Lady Vengeance

Director: Chan Wook Park

Reviewed by Paghat the Ratgirl

Lady Vengeance Morose Geum-ja (Yeong-ae Lee) seems happy only in her violent dreams of vengeance. Flashbacks show the viewer some of her prison sentence. The here-&-now tale of her "magnificent plan' unfolds like a tapestry of mysterious weave.

She'd been forced to confess to an unimaginably horrible crime not her own & as a result lost her family & her freedom. Thirteen years later she is released full of rage. How can we help but have Sympathy for Lady Vengeance (Chinjeolhan geumjassi, 2005), third of the triptych of revenge pieces that began with Sympathy for Mr. Vengeance (2002) & Oldboy (2003).

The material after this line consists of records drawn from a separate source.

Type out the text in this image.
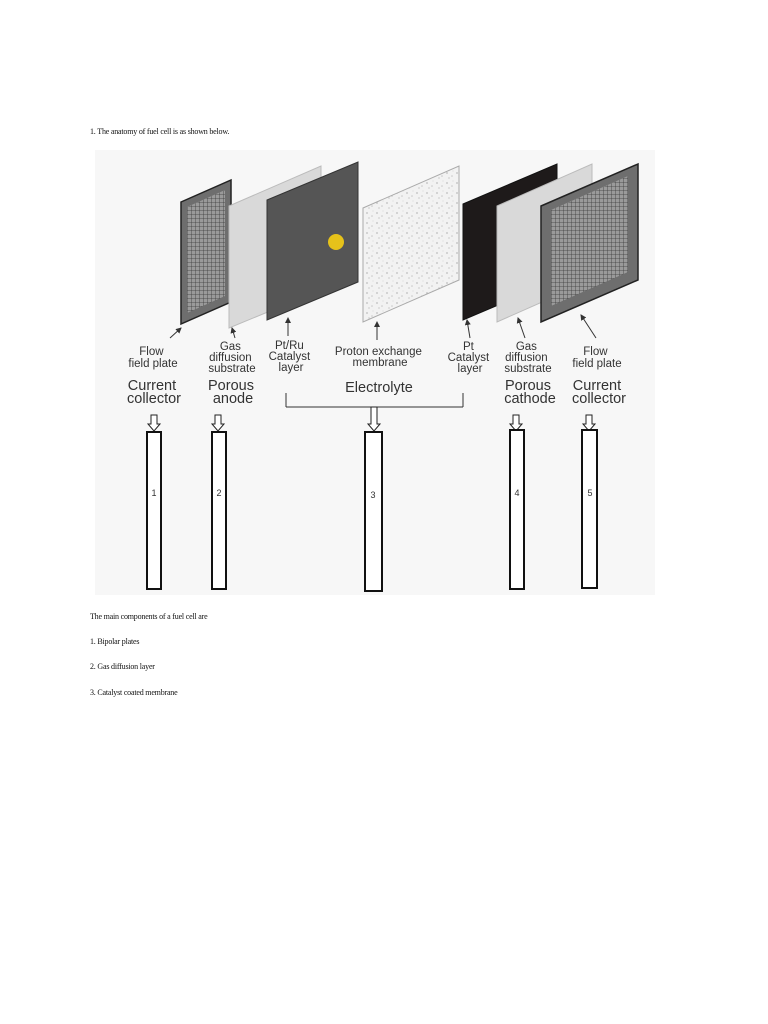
1. The anatomy of fuel cell is as shown below.
Flow field plate
Gas diffusion substrate
Pt/Ru Catalyst layer
Proton exchange membrane
Pt Catalyst layer
Gas diffusion substrate
Flow field plate
Current collector
Porous anode
Electrolyte	Porous cathode
Current collector
1	2	3	4	5
The main components of a fuel cell are
1. Bipolar plates
2. Gas diffusion layer
3. Catalyst coated membrane
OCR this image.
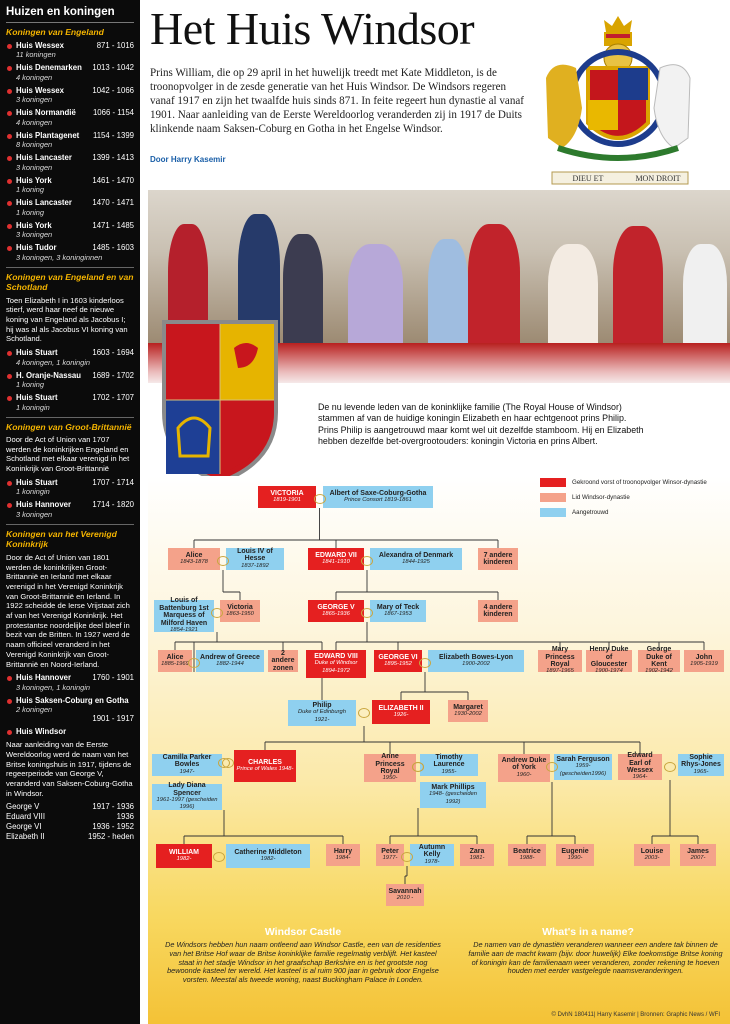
Huizen en koningen
Koningen van Engeland
Huis Wessex	871 - 1016
11 koningen
Huis Denemarken 1013 - 1042
4 koningen
Huis Wessex	1042 - 1066
3 koningen
Huis Normandië 1066 - 1154
4 koningen
Huis Plantagenet 1154 - 1399
8 koningen
Huis Lancaster	1399 - 1413
3 koningen
Huis York	1461 - 1470
1 koning
Huis Lancaster	1470 - 1471
1 koning
Huis York	1471 - 1485
3 koningen
Huis Tudor	1485 - 1603
3 koningen, 3 koninginnen
Koningen van Engeland en van Schotland
Toen Elizabeth I in 1603 kinderloos stierf, werd haar neef de nieuwe koning van Engeland als Jacobus I; hij was al als Jacobus VI koning van Schotland.
Huis Stuart	1603 - 1694
4 koningen, 1 koningin
H. Oranje-Nassau 1689 - 1702
1 koning
Huis Stuart	1702 - 1707
1 koningin
Koningen van Groot-Brittannië
Door de Act of Union van 1707 werden de koninkrijken Engeland en Schotland met elkaar verenigd in het Koninkrijk van Groot-Brittannië
Huis Stuart	1707 - 1714
1 koningin
Huis Hannover	1714 - 1820
3 koningen
Koningen van het Verenigd Koninkrijk
Door de Act of Union van 1801 werden de koninkrijken Groot-Brittannië en Ierland met elkaar verenigd in het Verenigd Koninkrijk van Groot-Brittannië en Ierland. In 1922 scheidde de Ierse Vrijstaat zich af van het Verenigd Koninkrijk. Het protestantse noordelijke deel bleef in bezit van de Britten. In 1927 werd de naam officieel veranderd in het Verenigd Koninkrijk van Groot-Brittannië en Noord-Ierland.
Huis Hannover	1760 - 1901
3 koningen, 1 koningin
Huis Saksen-Coburg en Gotha
2 koningen
1901 - 1917
Huis Windsor
Naar aanleiding van de Eerste Wereldoorlog werd de naam van het Britse koningshuis in 1917, tijdens de regeerperiode van George V, veranderd van Saksen-Coburg-Gotha in Windsor.
George V	1917 - 1936
Eduard VIII	1936
George VI	1936 - 1952
Elizabeth II	1952 - heden
Het Huis Windsor
Prins William, die op 29 april in het huwelijk treedt met Kate Middleton, is de troonopvolger in de zesde generatie van het Huis Windsor. De Windsors regeren vanaf 1917 en zijn het twaalfde huis sinds 871. In feite regeert hun dynastie al vanaf 1901. Naar aanleiding van de Eerste Wereldoorlog veranderden zij in 1917 de Duits klinkende naam Saksen-Coburg en Gotha in het Engelse Windsor.
Door Harry Kasemir
DIEU ET	MON DROIT
De nu levende leden van de koninklijke familie (The Royal House of Windsor) stammen af van de huidige koningin Elizabeth en haar echtgenoot prins Philip. Prins Philip is aangetrouwd maar komt wel uit dezelfde stamboom. Hij en Elizabeth hebben dezelfde bet-overgrootouders: koningin Victoria en prins Albert.
Gekroond vorst of troonopvolger Winsor-dynastie
Lid Windsor-dynastie
Aangetrouwd
VICTORIA
1819-1901
Albert of Saxe-Coburg-Gotha
Prince Consort 1819-1861
Alice
1843-1878
Louis IV of Hesse
1837-1892
EDWARD VII
1841-1910
Alexandra of Denmark
1844-1925
7 andere kinderen
Louis of Battenburg 1st Marquess of Milford Haven
1854-1921
Victoria
1863-1950
GEORGE V
1865-1936
Mary of Teck
1867-1953
4 andere kinderen
Alice
1885-1969
Andrew of Greece
1882-1944
2 andere zonen
EDWARD VIII
Duke of Windsor 1894-1972
GEORGE VI
1895-1952
Elizabeth Bowes-Lyon
1900-2002
Mary Princess Royal
1897-1965
Henry Duke of Gloucester
1900-1974
George Duke of Kent
1902-1942
John
1905-1919
Philip
Duke of Edinburgh 1921-
ELIZABETH II
1926-
Margaret
1930-2002
Camilla Parker Bowles
1947-
CHARLES
Prince of Wales 1948-
Lady Diana Spencer
1961-1997 (gescheiden 1996)
Anne Princess Royal
1950-
Timothy Laurence
1955-
Mark Phillips
1948- (gescheiden 1992)
Andrew Duke of York
1960-
Sarah Ferguson
1959- (gescheiden1996)
Edward Earl of Wessex
1964-
Sophie Rhys-Jones
1965-
WILLIAM
1982-
Catherine Middleton
1982-
Harry
1984-
Peter
1977-
Autumn Kelly
1978-
Zara
1981-
Beatrice
1988-
Eugenie
1990-
Louise
2003-
James
2007-
Savannah
2010 -
Windsor Castle
De Windsors hebben hun naam ontleend aan Windsor Castle, een van de residenties van het Britse Hof waar de Britse koninklijke familie regelmatig verblijft. Het kasteel staat in het stadje Windsor in het graafschap Berkshire en is het grootste nog bewoonde kasteel ter wereld. Het kasteel is al ruim 900 jaar in gebruik door Engelse vorsten. Meestal als tweede woning, naast Buckingham Palace in Londen.
What's in a name?
De namen van de dynastiën veranderen wanneer een andere tak binnen de familie aan de macht kwam (bijv. door huwelijk) Elke toekomstige Britse koning of koningin kan de familienaam weer veranderen, zonder rekening te hoeven houden met eerder vastgelegde naamsveranderingen.
© DvhN 180411| Harry Kasemir | Bronnen: Graphic News / WFI
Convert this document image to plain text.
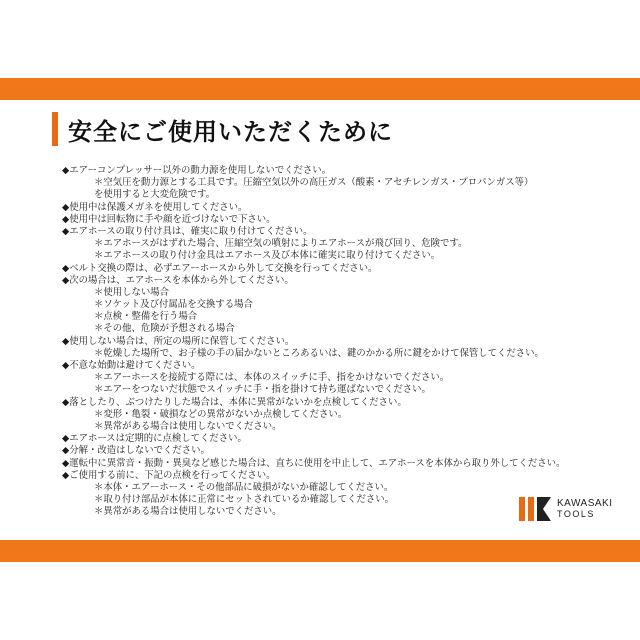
安全にご使用いただくために
◆エアーコンプレッサー以外の動力源を使用しないでください。
＊空気圧を動力源とする工具です。圧縮空気以外の高圧ガス（酸素・アセチレンガス・プロパンガス等）
を使用すると大変危険です。
◆使用中は保護メガネを使用してください。
◆使用中は回転物に手や顔を近づけないで下さい。
◆エアホースの取り付け具は、確実に取り付けてください。
＊エアホースがはずれた場合、圧縮空気の噴射によりエアホースが飛び回り、危険です。
＊エアホースの取り付け金具はエアホース及び本体に確実に取り付けてください。
◆ベルト交換の際は、必ずエアーホースから外して交換を行ってください。
◆次の場合は、エアホースを本体から外してください。
＊使用しない場合
＊ソケット及び付属品を交換する場合
＊点検・整備を行う場合
＊その他、危険が予想される場合
◆使用しない場合は、所定の場所に保管してください。
＊乾燥した場所で、お子様の手の届かないところあるいは、鍵のかかる所に鍵をかけて保管してください。
◆不意な始動は避けてください。
＊エアーホースを接続する際には、本体のスイッチに手、指をかけないでください。
＊エアーをつないだ状態でスイッチに手・指を掛けて持ち運ばないでください。
◆落としたり、ぶつけたりした場合は、本体に異常がないかを点検してください。
＊変形・亀裂・破損などの異常がないか点検してください。
＊異常がある場合は使用しないでください。
◆エアホースは定期的に点検してください。
◆分解・改造はしないでください。
◆運転中に異常音・振動・異臭など感じた場合は、直ちに使用を中止して、エアホースを本体から取り外してください。
◆ご使用する前に、下記の点検を行ってください。
＊本体・エアーホース・その他部品に破損がないか確認してください。
＊取り付け部品が本体に正常にセットされているか確認してください。
＊異常がある場合は使用しないでください。
KAWASAKI
TOOLS
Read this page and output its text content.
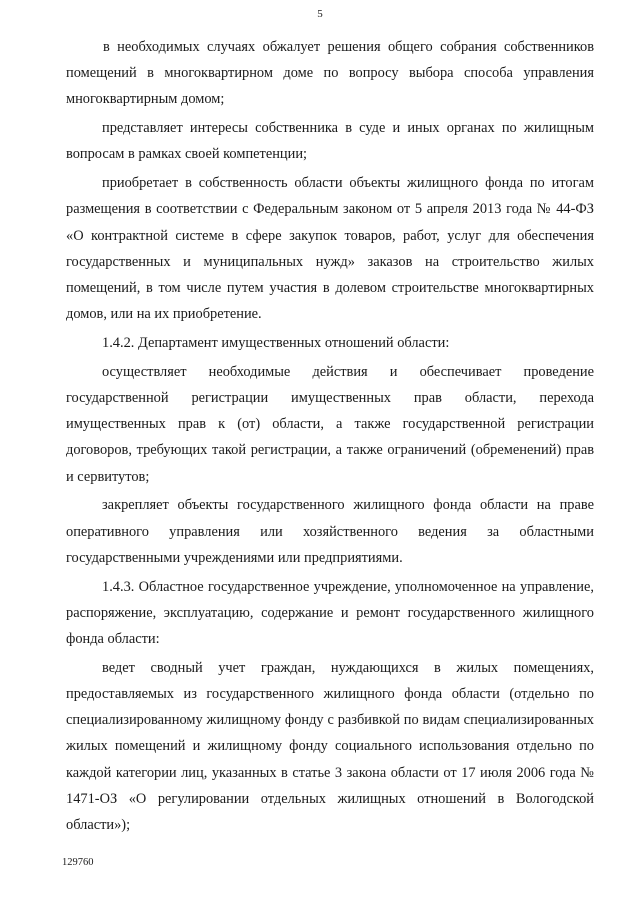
5

в необходимых случаях обжалует решения общего собрания собственников помещений в многоквартирном доме по вопросу выбора способа управления многоквартирным домом;

представляет интересы собственника в суде и иных органах по жилищным вопросам в рамках своей компетенции;

приобретает в собственность области объекты жилищного фонда по итогам размещения в соответствии с Федеральным законом от 5 апреля 2013 года № 44-ФЗ «О контрактной системе в сфере закупок товаров, работ, услуг для обеспечения государственных и муниципальных нужд» заказов на строительство жилых помещений, в том числе путем участия в долевом строительстве многоквартирных домов, или на их приобретение.

1.4.2. Департамент имущественных отношений области:

осуществляет необходимые действия и обеспечивает проведение государственной регистрации имущественных прав области, перехода имущественных прав к (от) области, а также государственной регистрации договоров, требующих такой регистрации, а также ограничений (обременений) прав и сервитутов;

закрепляет объекты государственного жилищного фонда области на праве оперативного управления или хозяйственного ведения за областными государственными учреждениями или предприятиями.

1.4.3. Областное государственное учреждение, уполномоченное на управление, распоряжение, эксплуатацию, содержание и ремонт государственного жилищного фонда области:

ведет сводный учет граждан, нуждающихся в жилых помещениях, предоставляемых из государственного жилищного фонда области (отдельно по специализированному жилищному фонду с разбивкой по видам специализированных жилых помещений и жилищному фонду социального использования отдельно по каждой категории лиц, указанных в статье 3 закона области от 17 июля 2006 года № 1471-ОЗ «О регулировании отдельных жилищных отношений в Вологодской области»);

129760
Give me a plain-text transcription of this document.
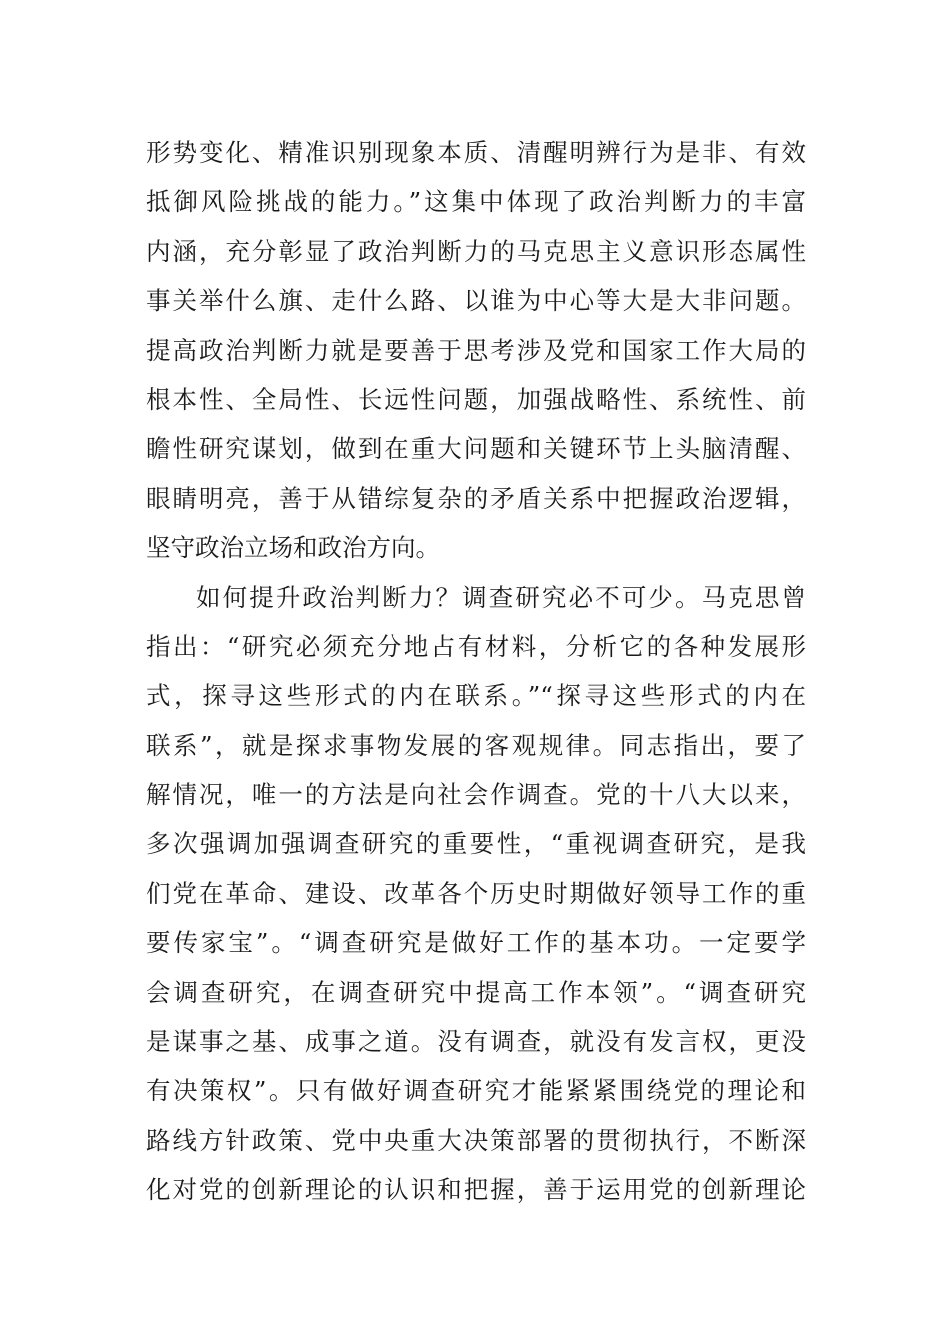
形势变化、精准识别现象本质、清醒明辨行为是非、有效
抵御风险挑战的能力。”这集中体现了政治判断力的丰富
内涵，充分彰显了政治判断力的马克思主义意识形态属性
事关举什么旗、走什么路、以谁为中心等大是大非问题。
提高政治判断力就是要善于思考涉及党和国家工作大局的
根本性、全局性、长远性问题，加强战略性、系统性、前
瞻性研究谋划，做到在重大问题和关键环节上头脑清醒、
眼睛明亮，善于从错综复杂的矛盾关系中把握政治逻辑，
坚守政治立场和政治方向。
如何提升政治判断力？调查研究必不可少。马克思曾
指出：“研究必须充分地占有材料，分析它的各种发展形
式，探寻这些形式的内在联系。”“探寻这些形式的内在
联系”，就是探求事物发展的客观规律。同志指出，要了
解情况，唯一的方法是向社会作调查。党的十八大以来，
多次强调加强调查研究的重要性，“重视调查研究，是我
们党在革命、建设、改革各个历史时期做好领导工作的重
要传家宝”。“调查研究是做好工作的基本功。一定要学
会调查研究，在调查研究中提高工作本领”。“调查研究
是谋事之基、成事之道。没有调查，就没有发言权，更没
有决策权”。只有做好调查研究才能紧紧围绕党的理论和
路线方针政策、党中央重大决策部署的贯彻执行，不断深
化对党的创新理论的认识和把握，善于运用党的创新理论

Lady VengeanceThe title was shortened to Lady Vengeance in its US release, & has also been shown as Lady Vendetta, My Lady Vengeance & Shed Tears for Lady Vengeance.

It is not quite the equal of Chan-wook Park's earlier two revenge movies, but nevertheless a sad & satisfying journey.

One of Park's intents seems to have been to strip the story of sexploitative content. Even films about violent women devoid of sex tend to select sexy young babes whose every physical motion is sensual & carries erotic underpinnings, even with guns or swords. So too women-in-prison films are likewise notoriously fetishistic, so Geum-ja's got a double-whammy of potential for the fetish crowd, which Park undermines somewhat.

Park initially wanted to cast an older woman in the role, a middleaged housewife avenger. Though he eventually went with the expected casting of youthful beauty in the main role, there's nevertheless a no-monkey-business attitude forcing the viewer to take Geum-ja very, very seriously & not attempt to erotify her experience or her horrific actions.

Lady VengeanceThe torture sequence for the child-slayer Baek (Min-sik Choi) is grim, grim, grim, but who can resist a certain happiness that this should be happening to a child killer.

We next share with the parents of slain children the harrowing experience of watching the videos the killer made of his brutal slayings.

We watch the parents' faces to the sound of children weeping, begging for their lives, being killed.

It'd take a pretty sick puppy to find this as sexually exciting as the vengeance-driven Lady Snowblood (1973) or Uma Thurman et al in Kill Bill (2003) for primary examples, & this deeper seriousness & capacity to appall is obviously one of Park's basic intents.

The parents, at a peak of grief, horror, & hatred, are then given the choice: turn Baek over to the police & the vagaries of the justice system, or allow Geum-ja to finish what she began.

What unfolds could well stand as a prequel to A Nightmare on Elm Street (1983), despite that it remains throughout a whole lot artier & tasteful than anyone is apt to expect of a revenge piece.